К сожалению, во многих текстах вместо анализа — пусть даже простодушного — мы находим механический перенос западного концептуального ресурса и терминологического аппарата на нашу почву. Например, только следованием чужой интеллектуальной моде можно объяснить поиск аналогий между социальной функцией чернокожей няни (mammy) на американском Юге и ролью няни в русской семье (статья Э. Мур и А. Эткинда). И нужно быть тотально беспамятным, а заодно и эмоционально глухим, чтобы известную фразу вождя “сын за отца не отвечает” изъять из событийного контекста 30-х годов, сопроводить вопросительным знаком и вынести в заглавие работы о комплексе безотцовщины в советской литературе, как это сделали Т. Снегирева и А. Подчиненов.

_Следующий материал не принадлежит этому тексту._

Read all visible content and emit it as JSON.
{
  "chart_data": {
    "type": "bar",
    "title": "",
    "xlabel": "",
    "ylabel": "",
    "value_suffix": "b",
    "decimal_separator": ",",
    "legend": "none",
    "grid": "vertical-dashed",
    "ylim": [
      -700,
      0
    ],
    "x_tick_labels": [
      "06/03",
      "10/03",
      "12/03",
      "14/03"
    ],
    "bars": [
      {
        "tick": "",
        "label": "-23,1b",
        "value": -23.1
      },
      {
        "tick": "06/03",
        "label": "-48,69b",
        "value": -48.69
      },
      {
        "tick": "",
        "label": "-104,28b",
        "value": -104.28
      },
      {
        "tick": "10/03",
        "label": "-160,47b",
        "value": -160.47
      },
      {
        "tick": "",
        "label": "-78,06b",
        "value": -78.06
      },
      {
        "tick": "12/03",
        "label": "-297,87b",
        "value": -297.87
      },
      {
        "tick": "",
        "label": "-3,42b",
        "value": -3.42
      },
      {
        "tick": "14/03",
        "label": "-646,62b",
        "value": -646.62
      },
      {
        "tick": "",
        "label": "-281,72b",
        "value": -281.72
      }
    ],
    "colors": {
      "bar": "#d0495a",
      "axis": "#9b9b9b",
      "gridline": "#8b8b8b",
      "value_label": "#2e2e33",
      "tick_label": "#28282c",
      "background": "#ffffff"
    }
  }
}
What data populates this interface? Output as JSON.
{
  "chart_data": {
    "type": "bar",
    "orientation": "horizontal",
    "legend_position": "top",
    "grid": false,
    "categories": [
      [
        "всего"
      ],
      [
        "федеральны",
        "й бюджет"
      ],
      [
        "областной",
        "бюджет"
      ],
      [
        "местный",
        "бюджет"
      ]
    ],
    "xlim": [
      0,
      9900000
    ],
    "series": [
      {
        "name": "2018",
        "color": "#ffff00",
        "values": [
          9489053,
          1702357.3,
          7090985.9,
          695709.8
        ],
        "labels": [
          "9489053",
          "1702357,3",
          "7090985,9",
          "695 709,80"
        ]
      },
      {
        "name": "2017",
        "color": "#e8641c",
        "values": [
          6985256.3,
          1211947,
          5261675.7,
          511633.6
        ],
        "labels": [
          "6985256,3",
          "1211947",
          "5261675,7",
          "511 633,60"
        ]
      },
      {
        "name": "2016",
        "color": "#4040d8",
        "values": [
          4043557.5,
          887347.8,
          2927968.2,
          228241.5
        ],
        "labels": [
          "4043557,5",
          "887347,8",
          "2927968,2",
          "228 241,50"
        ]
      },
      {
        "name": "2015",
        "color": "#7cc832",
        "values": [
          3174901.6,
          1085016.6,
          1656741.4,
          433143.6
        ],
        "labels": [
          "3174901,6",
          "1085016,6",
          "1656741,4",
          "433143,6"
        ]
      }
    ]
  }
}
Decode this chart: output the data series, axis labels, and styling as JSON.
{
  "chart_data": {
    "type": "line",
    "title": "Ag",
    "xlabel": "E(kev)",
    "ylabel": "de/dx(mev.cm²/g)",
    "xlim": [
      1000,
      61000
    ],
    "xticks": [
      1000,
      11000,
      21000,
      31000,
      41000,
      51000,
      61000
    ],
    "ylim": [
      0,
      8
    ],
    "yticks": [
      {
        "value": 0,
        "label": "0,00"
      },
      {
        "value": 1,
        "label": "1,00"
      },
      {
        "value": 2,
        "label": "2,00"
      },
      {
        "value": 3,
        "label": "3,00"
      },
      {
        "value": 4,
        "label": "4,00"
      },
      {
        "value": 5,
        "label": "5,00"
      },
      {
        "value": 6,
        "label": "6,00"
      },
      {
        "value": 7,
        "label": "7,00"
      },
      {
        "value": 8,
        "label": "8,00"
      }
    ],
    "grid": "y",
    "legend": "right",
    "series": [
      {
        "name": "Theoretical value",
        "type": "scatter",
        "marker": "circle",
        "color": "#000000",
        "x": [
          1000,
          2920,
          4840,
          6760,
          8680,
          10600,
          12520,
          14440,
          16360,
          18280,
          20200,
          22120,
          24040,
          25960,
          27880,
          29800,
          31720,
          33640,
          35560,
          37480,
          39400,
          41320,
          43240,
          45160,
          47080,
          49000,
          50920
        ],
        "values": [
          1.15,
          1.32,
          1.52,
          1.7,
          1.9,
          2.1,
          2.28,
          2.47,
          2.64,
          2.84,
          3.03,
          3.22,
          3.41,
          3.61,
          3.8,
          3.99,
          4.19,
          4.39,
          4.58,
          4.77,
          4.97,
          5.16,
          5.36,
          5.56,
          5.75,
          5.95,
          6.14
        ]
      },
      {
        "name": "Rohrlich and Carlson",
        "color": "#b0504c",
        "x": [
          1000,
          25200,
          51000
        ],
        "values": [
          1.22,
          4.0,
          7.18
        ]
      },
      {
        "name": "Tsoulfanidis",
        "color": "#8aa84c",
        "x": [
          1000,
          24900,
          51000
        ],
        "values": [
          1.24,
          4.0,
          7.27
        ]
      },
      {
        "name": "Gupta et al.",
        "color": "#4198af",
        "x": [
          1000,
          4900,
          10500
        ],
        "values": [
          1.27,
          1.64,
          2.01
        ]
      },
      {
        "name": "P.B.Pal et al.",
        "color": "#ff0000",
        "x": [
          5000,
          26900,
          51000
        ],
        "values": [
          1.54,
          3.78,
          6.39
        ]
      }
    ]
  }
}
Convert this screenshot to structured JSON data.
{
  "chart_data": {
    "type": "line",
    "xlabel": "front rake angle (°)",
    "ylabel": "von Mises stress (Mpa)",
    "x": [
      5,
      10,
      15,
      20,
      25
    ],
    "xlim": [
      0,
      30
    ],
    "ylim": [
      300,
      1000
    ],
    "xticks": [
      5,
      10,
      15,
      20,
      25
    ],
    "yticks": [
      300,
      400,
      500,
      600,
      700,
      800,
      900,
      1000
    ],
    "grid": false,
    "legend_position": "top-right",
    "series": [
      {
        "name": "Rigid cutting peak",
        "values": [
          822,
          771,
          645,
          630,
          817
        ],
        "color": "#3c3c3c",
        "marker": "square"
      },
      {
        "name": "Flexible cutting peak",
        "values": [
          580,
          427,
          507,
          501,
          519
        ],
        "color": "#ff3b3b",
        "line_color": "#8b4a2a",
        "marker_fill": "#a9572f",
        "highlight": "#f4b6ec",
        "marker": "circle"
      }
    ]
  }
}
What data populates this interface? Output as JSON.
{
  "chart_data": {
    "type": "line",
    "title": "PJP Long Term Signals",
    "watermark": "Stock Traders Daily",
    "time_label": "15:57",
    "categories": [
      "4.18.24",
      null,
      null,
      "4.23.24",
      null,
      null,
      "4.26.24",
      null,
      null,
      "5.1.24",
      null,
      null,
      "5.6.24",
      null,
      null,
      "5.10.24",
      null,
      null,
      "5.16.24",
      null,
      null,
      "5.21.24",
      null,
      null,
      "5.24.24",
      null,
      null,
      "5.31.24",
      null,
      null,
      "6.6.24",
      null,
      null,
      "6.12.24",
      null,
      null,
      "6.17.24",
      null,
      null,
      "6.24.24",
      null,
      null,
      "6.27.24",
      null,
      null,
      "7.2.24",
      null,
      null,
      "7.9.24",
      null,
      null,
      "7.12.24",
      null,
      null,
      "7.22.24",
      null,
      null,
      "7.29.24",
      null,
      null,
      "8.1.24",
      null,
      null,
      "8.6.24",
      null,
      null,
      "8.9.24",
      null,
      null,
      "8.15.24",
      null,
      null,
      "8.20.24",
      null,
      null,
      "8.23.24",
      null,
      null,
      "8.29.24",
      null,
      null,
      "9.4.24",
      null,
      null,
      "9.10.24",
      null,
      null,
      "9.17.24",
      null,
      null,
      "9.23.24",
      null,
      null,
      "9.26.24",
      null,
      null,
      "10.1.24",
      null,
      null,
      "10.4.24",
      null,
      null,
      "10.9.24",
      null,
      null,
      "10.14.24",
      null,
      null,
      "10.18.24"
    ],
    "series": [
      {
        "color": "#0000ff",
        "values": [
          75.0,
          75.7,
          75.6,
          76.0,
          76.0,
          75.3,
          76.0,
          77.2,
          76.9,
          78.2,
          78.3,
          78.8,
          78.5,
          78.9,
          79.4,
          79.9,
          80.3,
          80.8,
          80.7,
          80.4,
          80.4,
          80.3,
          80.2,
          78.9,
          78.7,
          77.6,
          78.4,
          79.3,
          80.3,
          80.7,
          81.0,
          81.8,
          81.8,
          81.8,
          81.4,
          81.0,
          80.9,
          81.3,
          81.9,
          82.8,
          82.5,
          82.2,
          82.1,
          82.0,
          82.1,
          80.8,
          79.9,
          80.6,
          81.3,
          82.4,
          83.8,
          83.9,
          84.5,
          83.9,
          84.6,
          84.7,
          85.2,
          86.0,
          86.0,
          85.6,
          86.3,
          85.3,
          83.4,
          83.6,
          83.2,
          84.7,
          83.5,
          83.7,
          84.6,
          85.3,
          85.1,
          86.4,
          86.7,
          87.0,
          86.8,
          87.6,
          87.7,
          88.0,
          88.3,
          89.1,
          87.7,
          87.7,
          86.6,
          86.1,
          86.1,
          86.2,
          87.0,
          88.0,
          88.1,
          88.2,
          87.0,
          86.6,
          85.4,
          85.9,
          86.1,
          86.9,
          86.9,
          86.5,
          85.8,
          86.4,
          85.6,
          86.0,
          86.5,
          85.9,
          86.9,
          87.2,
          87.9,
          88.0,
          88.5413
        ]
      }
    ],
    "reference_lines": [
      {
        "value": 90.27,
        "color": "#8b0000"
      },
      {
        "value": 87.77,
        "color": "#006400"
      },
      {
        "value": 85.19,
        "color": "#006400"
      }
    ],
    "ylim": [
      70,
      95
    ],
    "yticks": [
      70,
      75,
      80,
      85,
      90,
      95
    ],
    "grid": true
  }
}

Вместо заключения позволю себе на собственный лад истолковать подзаголовок сборника “Семейные узы”: это не столько модели для сборки, сколько элементы, соотношение которых с целым можно уяснить, лишь придумав подходящую модель .
Тут уж дело за читателем, на вдумчивость которого я искренне рассчитываю.
Ревекка Фрумкина.
КНИЖНАЯ ПОЛКА ПАВЛА КРЮЧКОВА
+9
Юрий Кублановский. Дольше календаря. М., “Время”, 2005, 736 стр.
…Здесь — практически всё, по мнению автора, значимое, что написалось за четыре десятилетия, а затем, с помощью Гутенберга, год за годом периодически отчуждалось от автора. Забегая вперед, скажу, что так и не смог я припомнить, в каком еще поэтическом собрании подобным образом сплавились лирическая энергия и неуклонная последовательность развития жизненного сюжета, приобретающего плотность “автобиографического романа”.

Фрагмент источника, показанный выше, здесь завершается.